Daredevil: fully deserving of the riff-treatment, a real stinking pile of unintentional humor. Things I can’t believe: that Colin Farrell played the villain, that this movie got a spin-off, and that the director was allowed to make another superhero movie (Ghost Rider).

Battlefield Earth: Barry Pepper can’t be to blame for this. Even though the movie is obviously horrible, he throws enough physical energy into his lead performance to somewhat transcend the muck. I haven’t seen Travolta in anything since, and hope I never do.

More Rifftrax: Terminator 3, Terminator 4, Jurassic Park (with Weird Al), X-Men and Transformers.

Rented Steve Coogan: Live ‘n Lewd (1994), which wasn’t the least bit funny.

Steve Coogan: The Man Who Thinks He’s It (1998) had the same characters, so I skipped a lot, but stopped for the Alan Partridge segment and all the bits with Simon Pegg.

Pegg with Julia Davies:

Rewatching The Wire with Katy. In the middle of season three now, where we’ve been stuck for a couple months.
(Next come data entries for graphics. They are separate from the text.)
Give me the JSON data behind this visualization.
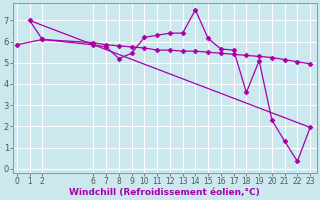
{
  "xlabel": "Windchill (Refroidissement éolien,°C)",
  "bg_color": "#cbe8ef",
  "line_color": "#aa00aa",
  "grid_color": "#ffffff",
  "x_ticks": [
    0,
    1,
    2,
    6,
    7,
    8,
    9,
    10,
    11,
    12,
    13,
    14,
    15,
    16,
    17,
    18,
    19,
    20,
    21,
    22,
    23
  ],
  "y_ticks": [
    0,
    1,
    2,
    3,
    4,
    5,
    6,
    7
  ],
  "ylim": [
    -0.2,
    7.8
  ],
  "xlim": [
    -0.3,
    23.5
  ],
  "series1_x": [
    1,
    2,
    6,
    7,
    8,
    9,
    10,
    11,
    12,
    13,
    14,
    15,
    16,
    17,
    18,
    19,
    20,
    21,
    22,
    23
  ],
  "series1_y": [
    7.0,
    6.1,
    5.85,
    5.75,
    5.2,
    5.45,
    6.2,
    6.3,
    6.4,
    6.4,
    7.5,
    6.15,
    5.65,
    5.6,
    3.6,
    5.1,
    2.3,
    1.3,
    0.35,
    1.95
  ],
  "series2_x": [
    0,
    2,
    6,
    7,
    8,
    9,
    10,
    11,
    12,
    13,
    14,
    15,
    16,
    17,
    18,
    19,
    20,
    21,
    22,
    23
  ],
  "series2_y": [
    5.85,
    6.1,
    5.95,
    5.85,
    5.8,
    5.75,
    5.7,
    5.6,
    5.6,
    5.55,
    5.55,
    5.5,
    5.45,
    5.4,
    5.35,
    5.3,
    5.25,
    5.15,
    5.05,
    4.95
  ],
  "series3_x": [
    1,
    23
  ],
  "series3_y": [
    7.0,
    1.95
  ],
  "xlabel_fontsize": 6.5,
  "tick_fontsize": 5.5
}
Also checked out a good video essay by E. Lavik on the show’s style: strict chronological order without flashbacks, unobtrusive camerawork, no non-diegetic music or narration, with documentary-influenced camera moves (the camera shouldn’t know things that we don’t, like moving to the next speaker before they begin speaking). He spends time on subtle camera technique (lines, frames within frames, mirror shots and 180-degree rule: the usual stuff of visual analysis) and puts together a compelling argument that the show’s style is more interesting than it’s given credit for.

Also rewatched The Thick of It first season over a couple of days, to remember the characters before I see the next one.

And we finished Arrested Development season 2. I can hardly believe how good it is. I’m gonna have to watch the series over and over like Jeremy does.